Following the recent widespread incidents where statues were vandalised, the Minister of Arts and Culture, Nathi Mthethwa, convened a public conference where stakeholders could give their input on heritage issues.
AfriForum was invited to the meeting and was represented by Kallie Kriel (CEO), Henk Maree (Chariperson – AfriForum Youth) and myself (Alana Bailey, Deputy CEO – Heritage Affairs).
More than 200 people attended the summit at Freedom Park, Pretoria. They represented political parties, civic organisations, government agencies, conservation organisations, and even larger museums such as the Voortrekker Monument, War Museum of the Boer Republics and the Language Museum. Minister Mthethwa was present throughout – from the beginning to the end just after 18:00 – and took note of all inputs.
Apart from representatives of political parties, the Council of Traditional Leaders and the students of the University of Cape Town who were responsible for the campaign for the removal of the statue of Rhodes, AfriForum was the only participant who was asked to make an official presentation to the attendees. This recognition is significant and is proof of the credible and responsible manner in which AfriForum approaches campaigns and earns respect, even if the authorities very definitely do not agree with our views. In debates such as this, it is essential that the voice of our community is heard and we therefore appreciate the opportunity.
Furthermore, all those who were present could participate in discussions from the floor throughout the summit – it was an open and robust debate on the future of heritage conservation in the country. Heritage institutions pointed out that comprehensive legislation exists on the basis of which processes, such as proposals to move statues or not, should be handled. Many people who were present stressed that the preservation of heritage and the debate about the past should not be reduced to the changing of place names or the removal of statues, but that more names and statues should rather be added to the landscape. However, there were also emotional appeals to the minister to eradicate all traces of the colonial and apartheid past. The facilitator, Prof. Somadoda Fikeni, had his hands full with giving everyone a turn to speak, and keeping the peace.
Kallie and I reiterated our view of the past years – that place names and statues cannot be changed or moved simply to give in to temporary ideological pressure, but that a culture of mutual recognition and respect should rather be promoted by making room for everyone’s heritage and views.
Already at the beginning of the summit, the students of the University of Cape Town were praised as heroes by the facilitator, and the audience was asked to give them applause – a position with which AfriForum cannot associate ourselves. AfriForum is in favour of an open and robust debate on campuses, but within the framework of the law, without resorting to the anarchic level where sewage is dumped or where people are literally taken hostage in an effort to force university authorities to respond to demands. From the students’ presentation it was clear that they had a mass of incoherent additional demands, which all have the theme of the “transformation of South African universities”. Amongst others, they ask that the UKZN should be renamed, because the current name reminds them of the IFP attacks on ANC supporters in the 1980s – a demand that clearly reveals their ideological position. My question about how they will use the transformation to ensure that their university, which is the only South African institution among the top 110 universities in the world, retains this ranking, or even improves upon it, was met with a deafening silence.
At the end of the programme, a number of resolutions were presented to the attendees. Some of these resolutions are seemingly harmless, for example that a survey be done to determine where offensive place names – like Kafferskraal – still occur and then to urgently change these names. Also that place names with variant spellings – like Bisho – must be standardised.
Other resolutions were totally unacceptable to AfriForum, for example that a nationwide survey be made of personalities that are represented by place names, statues and monuments, in order to establish who were villains who committed crimes against humanity (for instance, apartheid leaders) and who are therefore not entitled to public recognition.

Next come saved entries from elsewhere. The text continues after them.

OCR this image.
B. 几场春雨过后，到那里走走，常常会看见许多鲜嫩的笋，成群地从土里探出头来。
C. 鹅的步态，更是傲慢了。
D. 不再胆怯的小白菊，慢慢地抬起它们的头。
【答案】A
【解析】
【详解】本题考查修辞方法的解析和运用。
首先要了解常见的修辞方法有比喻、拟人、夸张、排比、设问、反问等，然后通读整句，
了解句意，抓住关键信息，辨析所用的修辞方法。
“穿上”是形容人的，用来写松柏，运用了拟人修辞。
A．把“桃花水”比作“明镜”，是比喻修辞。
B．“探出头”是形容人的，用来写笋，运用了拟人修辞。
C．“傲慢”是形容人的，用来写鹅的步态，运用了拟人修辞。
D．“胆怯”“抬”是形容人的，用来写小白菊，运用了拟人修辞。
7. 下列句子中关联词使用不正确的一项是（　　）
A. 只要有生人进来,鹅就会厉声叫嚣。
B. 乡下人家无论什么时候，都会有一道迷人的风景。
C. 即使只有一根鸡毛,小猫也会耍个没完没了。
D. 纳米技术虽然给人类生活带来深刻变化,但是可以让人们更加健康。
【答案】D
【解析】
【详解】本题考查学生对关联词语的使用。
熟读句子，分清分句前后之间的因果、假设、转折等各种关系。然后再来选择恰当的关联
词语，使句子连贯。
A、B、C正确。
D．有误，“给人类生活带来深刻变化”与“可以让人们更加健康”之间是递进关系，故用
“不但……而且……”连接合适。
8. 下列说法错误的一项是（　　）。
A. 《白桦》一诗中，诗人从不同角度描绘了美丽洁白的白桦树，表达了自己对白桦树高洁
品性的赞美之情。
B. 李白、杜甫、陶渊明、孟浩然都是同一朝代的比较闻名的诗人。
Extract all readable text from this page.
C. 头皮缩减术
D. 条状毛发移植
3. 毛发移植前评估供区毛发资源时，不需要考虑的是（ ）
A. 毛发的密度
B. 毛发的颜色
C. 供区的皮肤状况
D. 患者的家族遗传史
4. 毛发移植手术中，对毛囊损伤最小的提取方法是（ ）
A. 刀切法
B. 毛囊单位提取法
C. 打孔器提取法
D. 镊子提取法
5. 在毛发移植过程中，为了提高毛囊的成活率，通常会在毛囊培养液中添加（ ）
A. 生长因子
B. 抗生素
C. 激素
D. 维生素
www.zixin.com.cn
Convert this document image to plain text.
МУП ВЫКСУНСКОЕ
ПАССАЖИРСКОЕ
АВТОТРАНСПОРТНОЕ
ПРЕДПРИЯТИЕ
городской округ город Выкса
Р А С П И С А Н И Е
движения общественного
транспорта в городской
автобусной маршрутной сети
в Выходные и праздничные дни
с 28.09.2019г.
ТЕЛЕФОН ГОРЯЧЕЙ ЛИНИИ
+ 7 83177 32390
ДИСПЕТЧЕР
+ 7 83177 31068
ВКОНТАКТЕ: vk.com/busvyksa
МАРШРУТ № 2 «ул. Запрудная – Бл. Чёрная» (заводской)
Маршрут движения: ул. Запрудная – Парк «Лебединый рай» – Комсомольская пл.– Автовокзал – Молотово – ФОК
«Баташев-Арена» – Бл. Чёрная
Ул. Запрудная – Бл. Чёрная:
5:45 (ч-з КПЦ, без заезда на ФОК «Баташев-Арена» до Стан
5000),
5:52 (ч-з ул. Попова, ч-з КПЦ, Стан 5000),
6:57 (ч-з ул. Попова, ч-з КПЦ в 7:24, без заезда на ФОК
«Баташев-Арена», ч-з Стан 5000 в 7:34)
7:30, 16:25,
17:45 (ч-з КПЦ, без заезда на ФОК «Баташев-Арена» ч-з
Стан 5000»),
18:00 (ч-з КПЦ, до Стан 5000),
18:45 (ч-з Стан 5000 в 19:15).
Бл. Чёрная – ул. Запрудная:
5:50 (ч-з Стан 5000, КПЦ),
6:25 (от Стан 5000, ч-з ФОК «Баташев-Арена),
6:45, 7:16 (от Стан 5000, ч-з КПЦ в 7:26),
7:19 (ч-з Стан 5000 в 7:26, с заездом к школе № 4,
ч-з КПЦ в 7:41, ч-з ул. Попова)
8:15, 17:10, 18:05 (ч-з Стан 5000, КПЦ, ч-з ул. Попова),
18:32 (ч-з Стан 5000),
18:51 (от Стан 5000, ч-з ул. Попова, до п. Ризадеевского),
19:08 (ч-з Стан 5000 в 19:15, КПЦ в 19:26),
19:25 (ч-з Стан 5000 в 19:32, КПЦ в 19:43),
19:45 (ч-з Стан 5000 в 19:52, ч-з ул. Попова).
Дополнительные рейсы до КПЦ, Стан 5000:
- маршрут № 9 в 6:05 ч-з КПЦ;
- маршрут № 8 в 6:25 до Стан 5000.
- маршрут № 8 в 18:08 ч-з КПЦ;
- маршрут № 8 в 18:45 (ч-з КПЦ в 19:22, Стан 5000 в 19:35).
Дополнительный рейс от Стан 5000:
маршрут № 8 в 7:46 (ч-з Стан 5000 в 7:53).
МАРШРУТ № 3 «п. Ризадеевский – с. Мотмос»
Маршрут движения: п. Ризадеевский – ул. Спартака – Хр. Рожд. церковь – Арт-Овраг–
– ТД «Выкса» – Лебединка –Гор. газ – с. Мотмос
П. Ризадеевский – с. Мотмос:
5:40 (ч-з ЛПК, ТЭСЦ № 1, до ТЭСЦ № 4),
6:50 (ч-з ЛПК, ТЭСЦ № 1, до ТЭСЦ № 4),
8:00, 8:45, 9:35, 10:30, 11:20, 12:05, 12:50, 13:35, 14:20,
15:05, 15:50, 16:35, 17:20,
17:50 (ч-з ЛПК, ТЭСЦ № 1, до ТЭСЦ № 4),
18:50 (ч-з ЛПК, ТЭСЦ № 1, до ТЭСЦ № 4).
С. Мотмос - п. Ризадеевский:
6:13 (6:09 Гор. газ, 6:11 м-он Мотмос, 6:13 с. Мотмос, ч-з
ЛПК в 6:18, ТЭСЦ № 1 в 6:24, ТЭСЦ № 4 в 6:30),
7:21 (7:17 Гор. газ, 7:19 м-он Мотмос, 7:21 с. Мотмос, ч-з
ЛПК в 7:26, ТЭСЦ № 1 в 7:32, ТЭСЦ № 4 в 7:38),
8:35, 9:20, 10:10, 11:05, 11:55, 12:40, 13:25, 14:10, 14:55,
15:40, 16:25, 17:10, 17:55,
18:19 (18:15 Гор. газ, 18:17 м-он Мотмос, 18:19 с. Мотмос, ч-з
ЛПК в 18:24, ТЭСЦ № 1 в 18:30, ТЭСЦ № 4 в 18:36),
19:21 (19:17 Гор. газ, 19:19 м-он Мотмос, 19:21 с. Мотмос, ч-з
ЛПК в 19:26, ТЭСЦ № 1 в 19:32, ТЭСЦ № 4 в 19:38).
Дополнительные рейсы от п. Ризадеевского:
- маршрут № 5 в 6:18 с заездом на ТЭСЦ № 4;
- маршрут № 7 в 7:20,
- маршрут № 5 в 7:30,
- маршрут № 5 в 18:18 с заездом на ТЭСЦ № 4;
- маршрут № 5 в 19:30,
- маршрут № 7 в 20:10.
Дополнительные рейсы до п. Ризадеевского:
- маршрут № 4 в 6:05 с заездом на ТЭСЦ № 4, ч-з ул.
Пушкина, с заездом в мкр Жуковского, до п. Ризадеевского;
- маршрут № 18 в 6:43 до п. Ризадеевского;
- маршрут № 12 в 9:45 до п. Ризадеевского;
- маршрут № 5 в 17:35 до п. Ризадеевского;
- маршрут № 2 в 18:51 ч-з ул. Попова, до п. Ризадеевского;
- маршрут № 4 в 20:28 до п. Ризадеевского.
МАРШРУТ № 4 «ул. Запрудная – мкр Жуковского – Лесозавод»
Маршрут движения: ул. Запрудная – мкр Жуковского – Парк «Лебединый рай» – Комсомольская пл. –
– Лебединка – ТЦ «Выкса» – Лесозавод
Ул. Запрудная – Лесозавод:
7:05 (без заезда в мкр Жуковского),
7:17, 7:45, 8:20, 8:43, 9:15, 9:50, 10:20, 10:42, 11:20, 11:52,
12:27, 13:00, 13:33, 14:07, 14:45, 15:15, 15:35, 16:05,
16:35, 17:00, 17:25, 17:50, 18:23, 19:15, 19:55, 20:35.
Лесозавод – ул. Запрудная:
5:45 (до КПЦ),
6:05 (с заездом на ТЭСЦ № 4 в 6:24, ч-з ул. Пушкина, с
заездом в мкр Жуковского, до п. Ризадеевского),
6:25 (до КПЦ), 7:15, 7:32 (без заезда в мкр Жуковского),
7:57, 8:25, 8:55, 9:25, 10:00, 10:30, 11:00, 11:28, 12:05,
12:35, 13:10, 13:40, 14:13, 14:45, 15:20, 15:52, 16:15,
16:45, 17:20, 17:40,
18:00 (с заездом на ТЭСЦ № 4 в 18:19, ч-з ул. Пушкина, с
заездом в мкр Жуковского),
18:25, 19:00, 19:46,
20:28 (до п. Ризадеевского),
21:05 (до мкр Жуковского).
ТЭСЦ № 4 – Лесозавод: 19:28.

On the basis of the list – it is suggested – place name changes and the removal of monuments must then be accomplished with exceptional speed, so as to “transform” the heritage sector. Apartheid leaders were persistently likened to Hitler. AfriForum took in a strong position against the one-sided, one-dimensional and polarising assessment of the past.
An even more controversial resolution that was proposed, was that in the cases where it is decided to relocate public statues of, amongst others, apartheid leaders, these statues should not be given to the Afrikaner community for conservation, but they should be placed in so-called theme parks where they can be displayed to visitors in context, as violators of human rights. Kallie made the point that this proposal amounts to nothing more than a “concentration camp for statues”. It is unacceptable that heroes of the Afrikaner community are portrayed by the ruling party as scapegoats for all the current problems of the country.
The objections of AfriForum and many other institutions, including the Orania Movement and the Kruger Society, were recorded and the summit was adjourned with an undertaking that the discussion would continue.
It is increasingly clear, however, that the current debate is being abused in an attempt to speed up transformation in every possible area of heritage conservation, in line with the aspirations articulated in the ANC’s National Democratic Revolution document.
It is the responsibility of civil society, as amongst others represented by AfriForum, to ensure that the planned processes are opposed as far as possible, so as to ensure the future of our heritage.